You're wrong. It is trained with text from the internet as an llm but on top of that it is also trained on good and bad answers. This is likely another layer on top of the LLM that is regulating output. Look it up if you don't believe me. There was an article about how openai outsourced a bunch of Kenyans to do training work.
The apl example doesn't prove your point imo. I'm not saying chatGPT understands everything. I'm saying it can understand many things.

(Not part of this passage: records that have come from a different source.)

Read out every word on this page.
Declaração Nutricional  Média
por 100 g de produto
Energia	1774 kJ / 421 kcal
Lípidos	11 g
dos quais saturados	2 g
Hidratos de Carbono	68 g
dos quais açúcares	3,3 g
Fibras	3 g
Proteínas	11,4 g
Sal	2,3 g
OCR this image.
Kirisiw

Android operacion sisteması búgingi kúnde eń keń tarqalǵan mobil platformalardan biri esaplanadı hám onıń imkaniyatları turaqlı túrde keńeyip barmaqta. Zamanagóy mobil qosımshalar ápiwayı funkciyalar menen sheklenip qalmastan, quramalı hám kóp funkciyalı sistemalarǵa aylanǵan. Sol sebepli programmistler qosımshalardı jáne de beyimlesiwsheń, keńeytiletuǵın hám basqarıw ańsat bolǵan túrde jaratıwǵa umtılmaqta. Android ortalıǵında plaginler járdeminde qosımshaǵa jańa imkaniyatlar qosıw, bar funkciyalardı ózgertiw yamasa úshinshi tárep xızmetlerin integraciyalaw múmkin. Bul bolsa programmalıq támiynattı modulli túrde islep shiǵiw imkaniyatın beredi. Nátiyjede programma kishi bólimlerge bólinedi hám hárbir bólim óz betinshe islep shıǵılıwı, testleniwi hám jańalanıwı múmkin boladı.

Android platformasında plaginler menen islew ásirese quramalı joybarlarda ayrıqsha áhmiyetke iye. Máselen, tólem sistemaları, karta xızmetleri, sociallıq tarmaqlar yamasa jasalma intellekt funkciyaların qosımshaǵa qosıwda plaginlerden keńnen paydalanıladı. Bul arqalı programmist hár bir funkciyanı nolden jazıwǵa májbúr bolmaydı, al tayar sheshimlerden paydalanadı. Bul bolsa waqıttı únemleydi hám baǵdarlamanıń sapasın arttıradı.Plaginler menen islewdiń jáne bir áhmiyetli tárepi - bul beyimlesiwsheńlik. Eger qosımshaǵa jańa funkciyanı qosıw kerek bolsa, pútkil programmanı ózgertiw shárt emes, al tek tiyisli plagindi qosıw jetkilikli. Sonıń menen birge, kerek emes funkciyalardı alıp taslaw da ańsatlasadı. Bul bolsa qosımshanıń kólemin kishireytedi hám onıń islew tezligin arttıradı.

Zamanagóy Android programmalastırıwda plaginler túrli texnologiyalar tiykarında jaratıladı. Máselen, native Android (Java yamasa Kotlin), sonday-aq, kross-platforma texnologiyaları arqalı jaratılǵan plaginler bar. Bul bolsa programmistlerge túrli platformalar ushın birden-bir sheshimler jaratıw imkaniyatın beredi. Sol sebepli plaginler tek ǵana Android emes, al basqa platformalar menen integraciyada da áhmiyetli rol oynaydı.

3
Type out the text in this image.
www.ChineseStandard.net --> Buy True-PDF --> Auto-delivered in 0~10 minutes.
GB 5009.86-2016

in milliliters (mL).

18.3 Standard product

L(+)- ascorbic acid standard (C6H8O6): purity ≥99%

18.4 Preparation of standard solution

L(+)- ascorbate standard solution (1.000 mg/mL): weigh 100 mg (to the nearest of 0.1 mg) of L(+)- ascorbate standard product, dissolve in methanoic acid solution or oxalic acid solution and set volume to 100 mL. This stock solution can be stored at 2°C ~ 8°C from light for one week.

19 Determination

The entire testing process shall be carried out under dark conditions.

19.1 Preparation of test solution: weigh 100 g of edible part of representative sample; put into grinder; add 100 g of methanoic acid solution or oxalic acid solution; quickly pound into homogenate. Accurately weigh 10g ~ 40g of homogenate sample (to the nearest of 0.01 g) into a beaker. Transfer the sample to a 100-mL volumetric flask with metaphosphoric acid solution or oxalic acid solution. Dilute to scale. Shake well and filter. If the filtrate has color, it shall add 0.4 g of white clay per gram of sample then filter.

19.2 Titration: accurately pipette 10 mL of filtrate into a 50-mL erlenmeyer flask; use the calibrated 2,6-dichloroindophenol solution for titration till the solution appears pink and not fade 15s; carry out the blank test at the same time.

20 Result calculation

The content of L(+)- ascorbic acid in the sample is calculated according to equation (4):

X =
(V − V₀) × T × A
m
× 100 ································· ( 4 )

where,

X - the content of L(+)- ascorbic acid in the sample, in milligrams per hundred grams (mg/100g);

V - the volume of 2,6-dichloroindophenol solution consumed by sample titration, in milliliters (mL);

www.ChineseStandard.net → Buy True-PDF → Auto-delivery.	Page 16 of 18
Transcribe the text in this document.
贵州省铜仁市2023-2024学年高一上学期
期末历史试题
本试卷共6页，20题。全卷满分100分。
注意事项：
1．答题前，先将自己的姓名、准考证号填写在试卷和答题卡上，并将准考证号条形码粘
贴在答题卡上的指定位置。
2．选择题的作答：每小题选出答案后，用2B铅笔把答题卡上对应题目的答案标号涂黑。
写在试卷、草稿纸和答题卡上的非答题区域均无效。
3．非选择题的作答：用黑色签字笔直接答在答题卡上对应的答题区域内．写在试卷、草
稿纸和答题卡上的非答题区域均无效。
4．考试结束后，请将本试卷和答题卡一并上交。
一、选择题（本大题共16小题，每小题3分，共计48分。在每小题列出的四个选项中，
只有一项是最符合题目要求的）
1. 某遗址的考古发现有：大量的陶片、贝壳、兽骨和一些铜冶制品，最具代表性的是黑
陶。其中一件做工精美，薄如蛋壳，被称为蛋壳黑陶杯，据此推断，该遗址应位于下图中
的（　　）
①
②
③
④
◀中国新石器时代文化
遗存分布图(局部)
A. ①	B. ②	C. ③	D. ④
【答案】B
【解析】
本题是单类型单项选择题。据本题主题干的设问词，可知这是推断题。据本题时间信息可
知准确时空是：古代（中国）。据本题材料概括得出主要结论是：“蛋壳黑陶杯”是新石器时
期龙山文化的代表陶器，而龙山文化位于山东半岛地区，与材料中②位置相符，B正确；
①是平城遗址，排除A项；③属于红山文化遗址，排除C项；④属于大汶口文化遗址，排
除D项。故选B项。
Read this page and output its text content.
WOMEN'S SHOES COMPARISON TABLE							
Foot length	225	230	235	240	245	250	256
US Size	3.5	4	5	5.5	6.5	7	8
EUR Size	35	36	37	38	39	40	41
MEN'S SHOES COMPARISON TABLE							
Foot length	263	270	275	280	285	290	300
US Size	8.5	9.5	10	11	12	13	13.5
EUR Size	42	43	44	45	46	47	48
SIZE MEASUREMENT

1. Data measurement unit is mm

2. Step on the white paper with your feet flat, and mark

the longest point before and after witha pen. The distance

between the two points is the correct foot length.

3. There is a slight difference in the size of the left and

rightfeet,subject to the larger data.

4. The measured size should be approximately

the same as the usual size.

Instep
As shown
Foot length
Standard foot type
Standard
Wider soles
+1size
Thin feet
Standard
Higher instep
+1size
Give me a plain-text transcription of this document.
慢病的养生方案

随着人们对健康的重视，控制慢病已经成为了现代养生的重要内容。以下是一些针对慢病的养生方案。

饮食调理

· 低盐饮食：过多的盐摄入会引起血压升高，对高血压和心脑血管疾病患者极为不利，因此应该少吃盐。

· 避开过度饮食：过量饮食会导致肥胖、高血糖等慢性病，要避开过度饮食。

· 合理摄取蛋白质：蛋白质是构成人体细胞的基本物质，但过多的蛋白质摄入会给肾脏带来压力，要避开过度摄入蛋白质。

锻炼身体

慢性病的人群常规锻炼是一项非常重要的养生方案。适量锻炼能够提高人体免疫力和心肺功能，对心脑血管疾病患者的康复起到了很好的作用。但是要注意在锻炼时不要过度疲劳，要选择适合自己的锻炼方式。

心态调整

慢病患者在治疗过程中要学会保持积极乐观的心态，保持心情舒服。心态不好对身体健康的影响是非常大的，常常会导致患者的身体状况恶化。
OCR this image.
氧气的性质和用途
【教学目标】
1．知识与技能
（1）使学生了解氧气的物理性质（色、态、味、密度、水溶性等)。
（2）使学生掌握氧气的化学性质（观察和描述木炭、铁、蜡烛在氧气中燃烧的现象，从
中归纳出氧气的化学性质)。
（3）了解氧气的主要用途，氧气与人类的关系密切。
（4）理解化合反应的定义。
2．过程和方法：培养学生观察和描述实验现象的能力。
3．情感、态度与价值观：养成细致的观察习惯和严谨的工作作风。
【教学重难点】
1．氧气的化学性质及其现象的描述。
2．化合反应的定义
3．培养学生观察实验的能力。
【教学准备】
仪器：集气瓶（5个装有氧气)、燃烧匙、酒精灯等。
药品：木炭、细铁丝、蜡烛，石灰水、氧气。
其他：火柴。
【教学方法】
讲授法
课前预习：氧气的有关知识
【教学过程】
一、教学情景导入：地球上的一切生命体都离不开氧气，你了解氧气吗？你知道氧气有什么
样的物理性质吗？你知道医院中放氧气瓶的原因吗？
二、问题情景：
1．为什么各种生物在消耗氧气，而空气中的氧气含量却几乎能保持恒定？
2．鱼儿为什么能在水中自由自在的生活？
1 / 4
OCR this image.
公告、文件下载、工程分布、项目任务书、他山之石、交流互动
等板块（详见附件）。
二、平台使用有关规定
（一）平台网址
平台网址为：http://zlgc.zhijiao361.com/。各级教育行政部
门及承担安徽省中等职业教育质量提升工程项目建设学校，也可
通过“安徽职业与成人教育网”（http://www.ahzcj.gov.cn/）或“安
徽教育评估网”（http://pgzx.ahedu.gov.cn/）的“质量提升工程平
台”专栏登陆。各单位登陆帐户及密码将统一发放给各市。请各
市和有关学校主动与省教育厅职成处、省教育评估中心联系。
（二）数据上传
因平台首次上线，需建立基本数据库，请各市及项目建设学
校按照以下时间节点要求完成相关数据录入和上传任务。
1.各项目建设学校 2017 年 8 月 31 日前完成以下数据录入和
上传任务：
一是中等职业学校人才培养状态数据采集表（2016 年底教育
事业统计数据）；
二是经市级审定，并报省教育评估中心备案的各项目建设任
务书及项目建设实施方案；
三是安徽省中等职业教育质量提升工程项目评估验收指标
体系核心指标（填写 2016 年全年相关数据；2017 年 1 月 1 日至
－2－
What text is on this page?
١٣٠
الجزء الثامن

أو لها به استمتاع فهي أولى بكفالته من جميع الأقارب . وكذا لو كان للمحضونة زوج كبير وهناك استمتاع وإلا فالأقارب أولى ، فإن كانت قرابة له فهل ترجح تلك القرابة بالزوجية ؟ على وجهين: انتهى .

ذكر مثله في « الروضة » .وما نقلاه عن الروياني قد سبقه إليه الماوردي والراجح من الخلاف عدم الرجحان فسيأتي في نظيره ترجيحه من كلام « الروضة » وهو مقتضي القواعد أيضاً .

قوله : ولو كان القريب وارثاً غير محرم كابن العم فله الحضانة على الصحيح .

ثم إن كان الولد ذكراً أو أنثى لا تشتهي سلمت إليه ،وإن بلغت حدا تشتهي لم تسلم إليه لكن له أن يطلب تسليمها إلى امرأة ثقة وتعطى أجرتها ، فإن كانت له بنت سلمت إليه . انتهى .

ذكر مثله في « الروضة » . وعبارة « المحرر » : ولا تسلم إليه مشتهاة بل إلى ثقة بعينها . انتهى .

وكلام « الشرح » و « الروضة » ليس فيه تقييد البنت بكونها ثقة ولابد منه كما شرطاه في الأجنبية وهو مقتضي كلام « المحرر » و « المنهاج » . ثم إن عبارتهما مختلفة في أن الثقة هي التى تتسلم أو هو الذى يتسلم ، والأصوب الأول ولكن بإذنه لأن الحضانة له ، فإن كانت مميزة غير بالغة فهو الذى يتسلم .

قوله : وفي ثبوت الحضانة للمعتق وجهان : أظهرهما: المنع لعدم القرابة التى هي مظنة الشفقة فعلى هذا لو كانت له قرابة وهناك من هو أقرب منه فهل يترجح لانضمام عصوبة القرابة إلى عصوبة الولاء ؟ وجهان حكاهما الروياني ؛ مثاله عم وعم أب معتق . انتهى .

The thing with apl is that it has incorrect understanding of it due to limited data.
I don't think I'm biased. My opinion is so contrary to what's on this thread it's more likely your the one excessively projecting a lack of intelligence behind chatGPT. Pareidolia is you, because you're the one following the common trope. It takes extra thinking and an extra step to go beyond that.
It is true that chatGPT has a big phrasebook. However. It is also true that the example I mentioned is NOT from the phrasebook. It is obviously a composition of multiple entries in that phrasebook put together to form a unique construction. My claim is that there are a many number of ways that those phrases can be composed but chatGPT chose the right way because it has enough training data to understand how to compose them.
Clearly for apl it understands it incorrectly. The composition of an incorrect result means incorrect understanding and the composition of a highly improbable correct result means true understanding which is inline with what I am saying that both understanding and incorrect understanding can exist in parallel.